According to the media outlet, the change came after the US Congress approved, and President Donald Trump signed the National Defence Authorization Act for next year, which required keeping US deployments around the world at previous levels. Thus, Washington was deprived of the option to partially pull troops out of Seoul if the country refused to pay the new rates. Chosun Ilbo had reported the withdrawal as possible, while the Pentagon officially denied it.
Still, the defence bill for South Korea will increase in the range of between 10 and 20 per cent, the newspaper reported. The new defence deal will also have "a hefty sweetener" in the form of Seoul's weapons purchases from the US.
"The two sides began narrowing their differences and moved toward a smaller increase in defence cost-sharing", a diplomatic source told Chosun Ilbo.

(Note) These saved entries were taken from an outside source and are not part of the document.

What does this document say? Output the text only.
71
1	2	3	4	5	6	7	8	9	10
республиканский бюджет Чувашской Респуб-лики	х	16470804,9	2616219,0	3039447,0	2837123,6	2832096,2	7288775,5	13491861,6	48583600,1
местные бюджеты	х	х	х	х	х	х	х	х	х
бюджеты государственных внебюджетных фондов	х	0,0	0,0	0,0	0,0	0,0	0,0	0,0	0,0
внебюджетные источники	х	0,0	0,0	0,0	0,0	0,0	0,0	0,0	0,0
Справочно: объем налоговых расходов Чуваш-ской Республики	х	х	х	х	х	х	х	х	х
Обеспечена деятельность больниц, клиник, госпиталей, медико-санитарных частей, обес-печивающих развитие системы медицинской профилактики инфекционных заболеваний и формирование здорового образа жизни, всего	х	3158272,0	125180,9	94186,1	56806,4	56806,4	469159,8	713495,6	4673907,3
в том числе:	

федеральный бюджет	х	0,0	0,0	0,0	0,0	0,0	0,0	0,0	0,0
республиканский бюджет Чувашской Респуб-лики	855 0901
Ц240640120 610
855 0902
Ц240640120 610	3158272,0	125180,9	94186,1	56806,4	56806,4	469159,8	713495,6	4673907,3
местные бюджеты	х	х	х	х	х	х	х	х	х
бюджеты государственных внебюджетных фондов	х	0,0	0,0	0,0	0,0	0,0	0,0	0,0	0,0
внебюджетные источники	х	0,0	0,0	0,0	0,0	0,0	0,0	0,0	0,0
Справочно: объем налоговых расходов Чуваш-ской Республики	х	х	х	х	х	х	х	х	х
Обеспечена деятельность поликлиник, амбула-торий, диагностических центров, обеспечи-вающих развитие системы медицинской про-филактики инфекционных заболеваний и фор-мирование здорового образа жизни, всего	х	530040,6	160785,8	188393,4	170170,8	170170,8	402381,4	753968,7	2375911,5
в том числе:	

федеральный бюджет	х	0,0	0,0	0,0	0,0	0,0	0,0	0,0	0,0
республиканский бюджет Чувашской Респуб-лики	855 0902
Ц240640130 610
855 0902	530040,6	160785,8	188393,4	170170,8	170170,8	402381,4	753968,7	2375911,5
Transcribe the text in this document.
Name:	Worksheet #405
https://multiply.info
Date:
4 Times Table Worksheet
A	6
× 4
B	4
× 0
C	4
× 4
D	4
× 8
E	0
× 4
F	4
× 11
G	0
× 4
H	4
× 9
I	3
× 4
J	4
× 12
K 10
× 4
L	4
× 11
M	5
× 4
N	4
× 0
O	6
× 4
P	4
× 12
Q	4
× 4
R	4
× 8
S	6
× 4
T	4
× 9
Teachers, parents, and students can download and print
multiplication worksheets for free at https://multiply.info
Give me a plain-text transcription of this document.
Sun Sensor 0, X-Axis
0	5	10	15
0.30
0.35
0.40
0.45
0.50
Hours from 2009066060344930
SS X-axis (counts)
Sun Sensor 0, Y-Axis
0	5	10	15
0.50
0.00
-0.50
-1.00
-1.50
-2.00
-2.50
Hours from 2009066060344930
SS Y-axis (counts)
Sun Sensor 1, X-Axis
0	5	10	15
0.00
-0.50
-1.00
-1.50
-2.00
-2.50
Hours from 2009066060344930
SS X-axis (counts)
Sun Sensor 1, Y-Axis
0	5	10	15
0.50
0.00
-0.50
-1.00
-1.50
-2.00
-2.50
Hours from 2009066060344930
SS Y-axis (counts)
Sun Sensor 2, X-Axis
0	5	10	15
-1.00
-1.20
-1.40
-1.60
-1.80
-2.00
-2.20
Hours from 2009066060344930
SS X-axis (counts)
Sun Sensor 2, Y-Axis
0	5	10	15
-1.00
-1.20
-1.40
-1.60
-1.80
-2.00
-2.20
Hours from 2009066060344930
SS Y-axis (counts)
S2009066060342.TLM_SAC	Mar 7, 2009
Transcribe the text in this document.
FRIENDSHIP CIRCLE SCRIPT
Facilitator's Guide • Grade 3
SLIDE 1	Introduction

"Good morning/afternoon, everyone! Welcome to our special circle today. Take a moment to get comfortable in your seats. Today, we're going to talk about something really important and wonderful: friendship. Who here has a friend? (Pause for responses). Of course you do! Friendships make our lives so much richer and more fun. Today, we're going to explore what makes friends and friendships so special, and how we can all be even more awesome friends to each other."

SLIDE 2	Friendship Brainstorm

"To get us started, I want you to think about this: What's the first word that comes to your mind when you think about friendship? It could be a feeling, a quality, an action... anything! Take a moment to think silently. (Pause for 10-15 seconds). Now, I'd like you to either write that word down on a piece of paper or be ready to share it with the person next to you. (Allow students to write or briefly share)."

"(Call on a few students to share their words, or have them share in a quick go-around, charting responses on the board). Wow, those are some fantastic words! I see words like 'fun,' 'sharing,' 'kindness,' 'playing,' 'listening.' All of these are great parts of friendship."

The new deal is expected to be negotiated by February, the media outlet reported, ensuring that the 28,500 strong US contingency in South Korea would remain for another year.
While US officials have not confirmed the $4.7 billion figure, reported by Chosun Ilbo as the new cost for US protection, Defence Secretary Mark Esper stated that Seoul should increase its burden sharing for the American forces stationed in South Korea on 15 November. Esper noted that South Korea is a wealthy country, and can afford the increase in defence spending.